Ultimately, when deciding between the two:

  • If interest rates are low and you prefer stability, a fixed rate mortgage is typically the safer option.

  • If you are comfortable with potential fluctuations and expect interest rates to stay low or even decrease in the future, an ARM may be an option to consider.

It’s also worth noting that if interest rates drop significantly after your mortgage is funded, refinancing into a new loan with a better rate might make sense—whether it’s a fixed or adjustable option.

Key Considerations for Choosing:

  • Fixed Rate Mortgage: Ideal if you prefer stable monthly payments and are risk-averse.

  • Adjustable Rate Mortgage (ARM): A viable option if you’re okay with potential rate increases and want lower initial payments.

What is Private Mortgage Insurance (PMI)?

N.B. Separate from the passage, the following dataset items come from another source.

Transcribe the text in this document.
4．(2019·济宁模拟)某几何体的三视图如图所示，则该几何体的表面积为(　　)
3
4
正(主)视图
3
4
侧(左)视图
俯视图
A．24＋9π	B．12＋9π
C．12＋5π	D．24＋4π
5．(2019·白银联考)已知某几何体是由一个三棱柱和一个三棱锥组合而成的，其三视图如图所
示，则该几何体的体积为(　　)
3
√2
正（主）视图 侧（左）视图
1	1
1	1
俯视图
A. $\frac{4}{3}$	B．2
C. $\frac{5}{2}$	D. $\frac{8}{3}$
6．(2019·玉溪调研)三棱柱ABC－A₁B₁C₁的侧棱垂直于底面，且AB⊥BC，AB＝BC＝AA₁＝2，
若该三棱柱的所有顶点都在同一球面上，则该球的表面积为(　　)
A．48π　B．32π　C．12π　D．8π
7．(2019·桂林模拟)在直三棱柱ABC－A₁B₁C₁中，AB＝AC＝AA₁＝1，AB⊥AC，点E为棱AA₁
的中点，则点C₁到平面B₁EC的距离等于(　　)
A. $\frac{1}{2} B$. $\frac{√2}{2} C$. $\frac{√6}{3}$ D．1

Private Mortgage Insurance (PMI) is a type of insurance that protects the lender in case the borrower defaults on the loan. Typically required when a borrower’s down payment is less than 20%, PMI ensures that the lender is reimbursed for a portion of the loan in case of default.

PMI Premiums are generally paid on a monthly basis, though they can sometimes be financed as part of your loan. The cost of PMI depends on factors such as the size of your down payment and loan, but it’s often a small percentage of the loan amount.

Once you’ve built up enough equity in your home, you may be able to remove PMI. Typically, this happens once your home equity reaches 22% and you’ve kept up with your mortgage payments. The servicing lender will provide specific guidelines on when and how you can cancel your PMI.

Key Takeaways:

  • PMI protects the lender in case of borrower default.

  • It is typically required if you make a down payment of less than 20%.

  • Monthly premiums can be part of your mortgage payments.

  • PMI can be canceled once you have 22% equity in the home and meet certain conditions.